Per-Route Migration (7 steps):
  1. Snapshot — Capture current system state so we can revert if anything breaks
  2. Fork — Create an isolated branch for the route change
  3. Switch — Reroute from direct API to OpenRouter endpoint
  4. Adapt — Adjust message format and parameters for OpenRouter's API contract
  5. Benchmark — Run 5-6 performance tests comparing output quality against baseline
  6. Validate — Confirm no degradation in accuracy, speed, or cost efficiency
  7. Merge — If all tests pass, merge the route into production

That's 7 steps × 19 routes = 133 discrete operations. Each requires human oversight — this isn't something the AI can do unsupervised, because the whole point is ensuring the AI's own output quality isn't compromised by the switch.

Active Cost Optimization

We're not just paying these bills — we're actively testing ways to reduce them.

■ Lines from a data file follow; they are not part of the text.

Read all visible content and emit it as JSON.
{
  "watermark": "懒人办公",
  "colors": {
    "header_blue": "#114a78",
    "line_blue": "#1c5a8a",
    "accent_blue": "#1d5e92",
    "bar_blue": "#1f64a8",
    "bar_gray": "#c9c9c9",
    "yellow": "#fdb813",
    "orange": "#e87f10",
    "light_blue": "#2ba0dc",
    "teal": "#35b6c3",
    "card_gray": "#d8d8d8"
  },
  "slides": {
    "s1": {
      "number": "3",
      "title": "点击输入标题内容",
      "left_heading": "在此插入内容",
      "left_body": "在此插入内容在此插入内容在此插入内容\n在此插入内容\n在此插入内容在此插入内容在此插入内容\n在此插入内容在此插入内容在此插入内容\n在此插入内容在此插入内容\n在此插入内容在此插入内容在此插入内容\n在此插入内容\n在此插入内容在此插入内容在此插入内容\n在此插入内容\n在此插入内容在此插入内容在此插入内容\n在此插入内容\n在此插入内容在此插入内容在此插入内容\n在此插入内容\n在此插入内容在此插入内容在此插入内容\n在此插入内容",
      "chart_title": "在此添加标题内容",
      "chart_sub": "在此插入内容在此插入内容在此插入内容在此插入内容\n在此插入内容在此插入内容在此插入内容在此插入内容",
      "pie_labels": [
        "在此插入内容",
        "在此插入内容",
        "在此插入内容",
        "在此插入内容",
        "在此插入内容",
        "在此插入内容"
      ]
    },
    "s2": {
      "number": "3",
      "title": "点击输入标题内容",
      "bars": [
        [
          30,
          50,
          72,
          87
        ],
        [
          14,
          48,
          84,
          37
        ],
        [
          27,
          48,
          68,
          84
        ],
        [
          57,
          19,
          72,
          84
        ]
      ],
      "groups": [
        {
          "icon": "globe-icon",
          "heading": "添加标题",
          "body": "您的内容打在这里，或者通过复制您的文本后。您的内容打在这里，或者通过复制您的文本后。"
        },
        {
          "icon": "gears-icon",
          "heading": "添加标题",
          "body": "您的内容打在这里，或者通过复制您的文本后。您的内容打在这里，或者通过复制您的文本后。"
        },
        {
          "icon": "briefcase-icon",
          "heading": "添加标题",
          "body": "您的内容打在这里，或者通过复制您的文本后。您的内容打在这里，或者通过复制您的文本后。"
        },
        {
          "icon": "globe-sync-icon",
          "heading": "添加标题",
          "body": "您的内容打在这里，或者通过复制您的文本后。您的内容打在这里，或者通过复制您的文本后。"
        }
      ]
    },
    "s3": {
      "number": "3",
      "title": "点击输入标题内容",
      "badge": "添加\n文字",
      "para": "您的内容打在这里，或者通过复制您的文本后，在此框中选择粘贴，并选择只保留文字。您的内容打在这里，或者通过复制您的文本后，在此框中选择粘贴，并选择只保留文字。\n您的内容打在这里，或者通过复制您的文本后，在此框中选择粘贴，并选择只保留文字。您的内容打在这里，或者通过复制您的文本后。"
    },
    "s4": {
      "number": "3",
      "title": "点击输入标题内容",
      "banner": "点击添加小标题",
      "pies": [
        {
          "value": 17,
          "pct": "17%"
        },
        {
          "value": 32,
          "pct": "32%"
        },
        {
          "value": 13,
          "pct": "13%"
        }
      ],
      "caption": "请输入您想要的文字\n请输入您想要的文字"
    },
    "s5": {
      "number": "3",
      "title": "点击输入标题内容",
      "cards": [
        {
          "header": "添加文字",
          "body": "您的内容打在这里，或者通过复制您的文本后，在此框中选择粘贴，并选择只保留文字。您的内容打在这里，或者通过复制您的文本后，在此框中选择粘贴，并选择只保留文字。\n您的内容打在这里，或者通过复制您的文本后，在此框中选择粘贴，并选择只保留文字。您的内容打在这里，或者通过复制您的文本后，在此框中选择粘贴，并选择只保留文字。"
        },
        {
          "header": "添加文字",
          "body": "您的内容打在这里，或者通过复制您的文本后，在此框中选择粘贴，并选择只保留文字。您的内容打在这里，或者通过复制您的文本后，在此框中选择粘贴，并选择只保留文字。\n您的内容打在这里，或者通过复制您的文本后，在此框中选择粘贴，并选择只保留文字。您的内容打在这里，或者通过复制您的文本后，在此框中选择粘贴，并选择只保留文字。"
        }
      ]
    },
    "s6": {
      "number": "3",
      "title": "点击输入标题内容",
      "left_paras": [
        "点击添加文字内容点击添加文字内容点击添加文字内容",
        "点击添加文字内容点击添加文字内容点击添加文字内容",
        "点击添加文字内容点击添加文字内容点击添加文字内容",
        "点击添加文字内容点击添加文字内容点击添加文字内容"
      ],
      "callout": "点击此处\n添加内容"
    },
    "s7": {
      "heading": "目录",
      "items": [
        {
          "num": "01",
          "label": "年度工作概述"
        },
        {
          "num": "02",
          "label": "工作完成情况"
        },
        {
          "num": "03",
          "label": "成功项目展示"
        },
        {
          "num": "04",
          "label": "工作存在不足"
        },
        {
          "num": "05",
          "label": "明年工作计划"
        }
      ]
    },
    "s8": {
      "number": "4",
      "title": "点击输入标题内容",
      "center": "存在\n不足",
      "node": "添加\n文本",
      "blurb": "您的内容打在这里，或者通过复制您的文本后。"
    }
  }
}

Model Substitution Testing

We're running head-to-head comparisons on identical workloads across providers. Current test: Kimi K2 vs. Claude for ontology design inference. Early results suggest Kimi can deliver comparable quality at 60-65% lower cost for certain operation types. If benchmarks hold, that's a potential reduction from ~$1,300/mo to ~$500/mo on ontology inference alone.

Nightly Auto-Research Optimization

The system runs ~100 research experiments per night at approximately $3 per experiment. We're testing each provider's cost-per-experiment ratio to find the optimal mix of quality and cost across research, RAG ingestion, and report generation.

Context: Our current total monthly spend (subscriptions + overages) is approximately $4,000-5,000. For the volume and quality of output ShurIQ produces, industry-comparable operations typically run $15,000-20,000/month. The architecture is already highly cost-efficient. The goal now is to maintain that efficiency while making billing manageable.

What Happens Next

This week Cost model spreadsheet operational — plugs into business model projections Apr 6 (Mon) First payment tranche ($1,600) needed to restore system-critical services Apr 8 (Wed) Second payment tranche ($1,300) to cover remaining subscriptions Apr 7-18 First batch of OpenRouter route migrations (targeting 5-6 routes) Mid-May Target completion for OpenRouter consolidation — single billing active Ongoing Model substitution benchmarks producing cost-reduction recommendations

The spreadsheet I'm building will give us a live model of monthly costs by provider, forward projections, and overage risk estimates. Once the OpenRouter migration completes, we'll have one dashboard and one card on file.